My question is, can I only merge all the rasters (the ones in the stack and the elevation raster) and extract the data with the confidence that all the pixels overlap (or are in the same place)? Or do I have to create a master SpatialGrid or SpatialPixel object and then extract the raster data to these objects?

Thanks in advance,

Data from the raster stack can be downloaded by clicking at this link (if you want to download all the stack, you can use the script in https://github.com/ivanhigueram/nightlights):

http://www.ngdc.noaa.gov/eog/data/web_data/v4composites/

Elevation:

#Download country map and filter by pacific states
colombia_departments <- getData("GADM", download=T, country="CO", level=1)
pacific_littoral <- c(11, 13, 21, 30)
pacific_littoral_map <- colombia_departments[colombia_departments@data$ID_1 %in% pacific_littoral, ]

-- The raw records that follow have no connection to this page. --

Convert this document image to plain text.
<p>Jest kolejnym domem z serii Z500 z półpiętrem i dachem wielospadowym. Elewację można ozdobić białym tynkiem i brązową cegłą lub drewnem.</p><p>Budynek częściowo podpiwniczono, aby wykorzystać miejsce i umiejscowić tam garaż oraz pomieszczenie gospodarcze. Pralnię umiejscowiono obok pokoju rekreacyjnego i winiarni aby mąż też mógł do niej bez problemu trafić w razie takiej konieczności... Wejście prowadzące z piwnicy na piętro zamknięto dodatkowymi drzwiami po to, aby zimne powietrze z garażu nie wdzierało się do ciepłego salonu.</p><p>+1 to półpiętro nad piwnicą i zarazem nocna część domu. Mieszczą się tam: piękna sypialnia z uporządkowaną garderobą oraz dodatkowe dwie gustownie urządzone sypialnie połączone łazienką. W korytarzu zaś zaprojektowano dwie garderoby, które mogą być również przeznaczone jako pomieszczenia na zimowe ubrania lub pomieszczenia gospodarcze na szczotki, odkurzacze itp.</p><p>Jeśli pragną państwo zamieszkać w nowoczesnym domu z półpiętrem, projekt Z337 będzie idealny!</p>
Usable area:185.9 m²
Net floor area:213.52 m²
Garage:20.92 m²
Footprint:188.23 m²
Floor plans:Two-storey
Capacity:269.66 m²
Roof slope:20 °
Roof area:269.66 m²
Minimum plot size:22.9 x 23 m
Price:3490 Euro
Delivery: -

#Download elevation data and filter it for pacific states
elevation <- getData("alt", co="COL")
elevation_pacifico <- crop(elevation, pacific_littoral_map)
elevation_pacifico <- setExtent(elevation_pacifico, rasters_extent)

Solution

  • If the resolutions, extents and coordinate systems of the two raster objects are identical, then the cells will overlap perfectly. You can confirm this by looking at the coordinates:

    coordinates(stack_pacifico)
    coordinates(elevation_pacifico)
    # are they the same?
    identical(coordinates(stack_pacifico), coordinates(elevation_pacifico))
    

    You can extract all cell values for each object using one of the following:

    as.data.frame(r)
    values(r)
    r[]
    extract(r, seq_len(ncell(r)))
    

    where r is your raster object.

    (These do not all have consistent behaviour for single raster layers - as.data.frame(r) ensures the result is a data.frame, which would have a single column if r is a single raster layer; in contrast the alternatives would return a simple vector if used with a single raster layer.)

    The rows of as.data.frame(stack_pacifico) correspond to cells at the same coordinates as do the rows of as.data.frame(elevation_pacifico) (or, equivalently, the elements ofvalues(elevation_pacifico)`).